Elle a indiqué avoir mené cette frappe en riposte à des tirs qui ont blessé un officier dans le nord de Gaza.

L'armée a aussi annoncé avoir tué un commandant du Jihad islamique, Ali Raziana, ainsi que le chef d'une "cellule terroriste" du Hamas, Muhammad Issam Hassan al-Habil, accusé d'être l'auteur du meurtre d'une soldate israélienne, Noa Marciano, prise en otage le 7 octobre 2023.

Elle a assuré avoir pris des mesures "afin de limiter autant que possible les dommages aux civils".

"Retrouver mon pays" 

Dans ce contexte de trêve très précaire, Israël avait accepté de rouvrir partiellement lundi le passage de Rafah, fermé depuis mai 2024.

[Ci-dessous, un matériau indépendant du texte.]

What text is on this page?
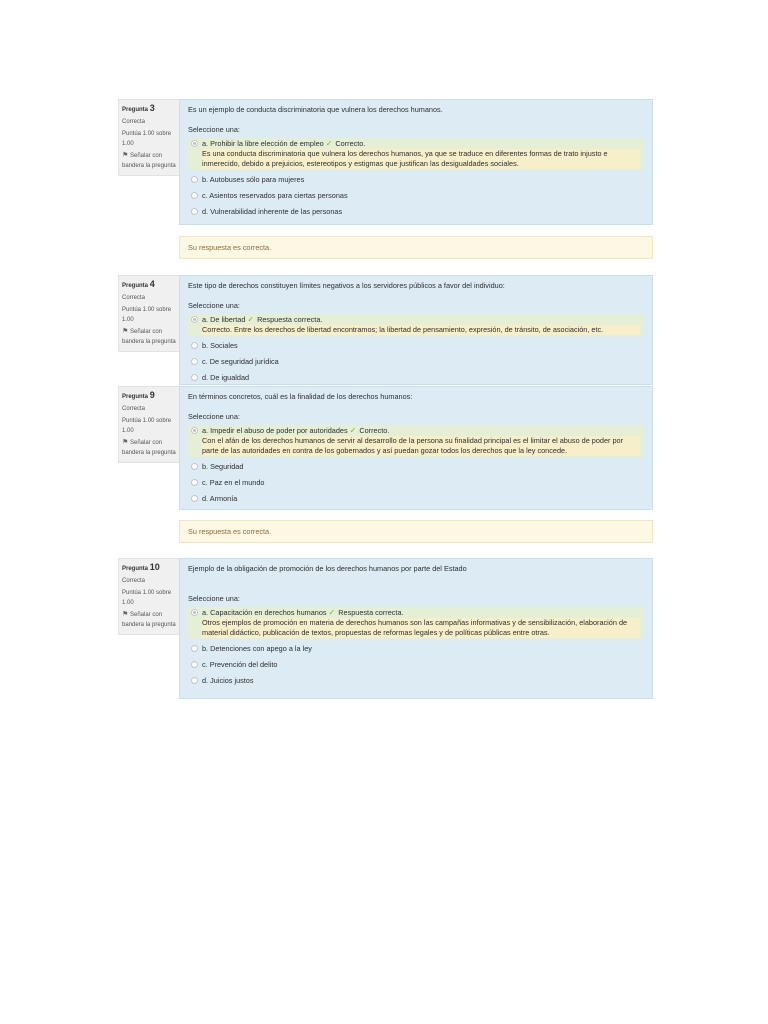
Pregunta 3
Correcta
Puntúa 1.00 sobre 1.00
⚑ Señalar con bandera la pregunta
Es un ejemplo de conducta discriminatoria que vulnera los derechos humanos.
Seleccione una:
a. Prohibir la libre elección de empleo ✓ Correcto.
Es una conducta discriminatoria que vulnera los derechos humanos, ya que se traduce en diferentes formas de trato injusto e inmerecido, debido a prejuicios, estereotipos y estigmas que justifican las desigualdades sociales.
b. Autobuses sólo para mujeres
c. Asientos reservados para ciertas personas
d. Vulnerabilidad inherente de las personas
Su respuesta es correcta.
Pregunta 4
Correcta
Puntúa 1.00 sobre 1.00
⚑ Señalar con bandera la pregunta
Este tipo de derechos constituyen límites negativos a los servidores públicos a favor del individuo:
Seleccione una:
a. De libertad ✓ Respuesta correcta.
Correcto. Entre los derechos de libertad encontramos; la libertad de pensamiento, expresión, de tránsito, de asociación, etc.
b. Sociales
c. De seguridad jurídica
d. De igualdad
Pregunta 9
Correcta
Puntúa 1.00 sobre 1.00
⚑ Señalar con bandera la pregunta
En términos concretos, cuál es la finalidad de los derechos humanos:
Seleccione una:
a. Impedir el abuso de poder por autoridades ✓ Correcto.
Con el afán de los derechos humanos de servir al desarrollo de la persona su finalidad principal es el limitar el abuso de poder por parte de las autoridades en contra de los gobernados y así puedan gozar todos los derechos que la ley concede.
b. Seguridad
c. Paz en el mundo
d. Armonía
Su respuesta es correcta.
Pregunta 10
Correcta
Puntúa 1.00 sobre 1.00
⚑ Señalar con bandera la pregunta
Ejemplo de la obligación de promoción de los derechos humanos por parte del Estado
Seleccione una:
a. Capacitación en derechos humanos ✓ Respuesta correcta.
Otros ejemplos de promoción en materia de derechos humanos son las campañas informativas y de sensibilización, elaboración de material didáctico, publicación de textos, propuestas de reformas legales y de políticas públicas entre otras.
b. Detenciones con apego a la ley
c. Prevención del delito
d. Juicios justos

Seuls quelques dizaines de Palestiniens de Gaza ont transité jusqu'à présent dans les deux sens, essentiellement des malades ou blessés évacués vers l'Egypte, accompagnés de leurs proches, ou des habitants de retour après avoir reçu des soins.

Pendant la nuit, un autocar transportant des Palestiniens de retour d'Egypte est arrivé à Khan Younès, selon des images de l'AFP. Des femmes et des enfants en sont descendus, accueillis par leurs proches impatients de les serrer dans leurs bras.

"Je ne peux décrire ce que je ressens", a confié une Palestinienne, Fariza Barabakh. "Je suis si heureuse de retrouver mon mari, mes enfants, ma famille, mes bien-aimés, et bien sûr, retrouver mon pays".

"Le sentiment d'appartenir à une terre est plus important que tout autre", a-t-elle ajouté.

Aux termes du plan de Donald Trump visant à mettre fin définitivement à la guerre, le passage de Rafah devait rouvrir une fois libérés les derniers otages retenus à Gaza.

Mais les autorités israéliennes n'ont pas accepté pour l'heure de rouvrir totalement la frontière, comme réclamé par les organisations humanitaires pour permettre un afflux de l'aide internationale.

Selon le ministère de la Santé de Gaza, au moins 556 personnes ont été tuées par des frappes israéliennes depuis le 10 octobre, tandis que l'armée a annoncé avoir perdu quatre soldats.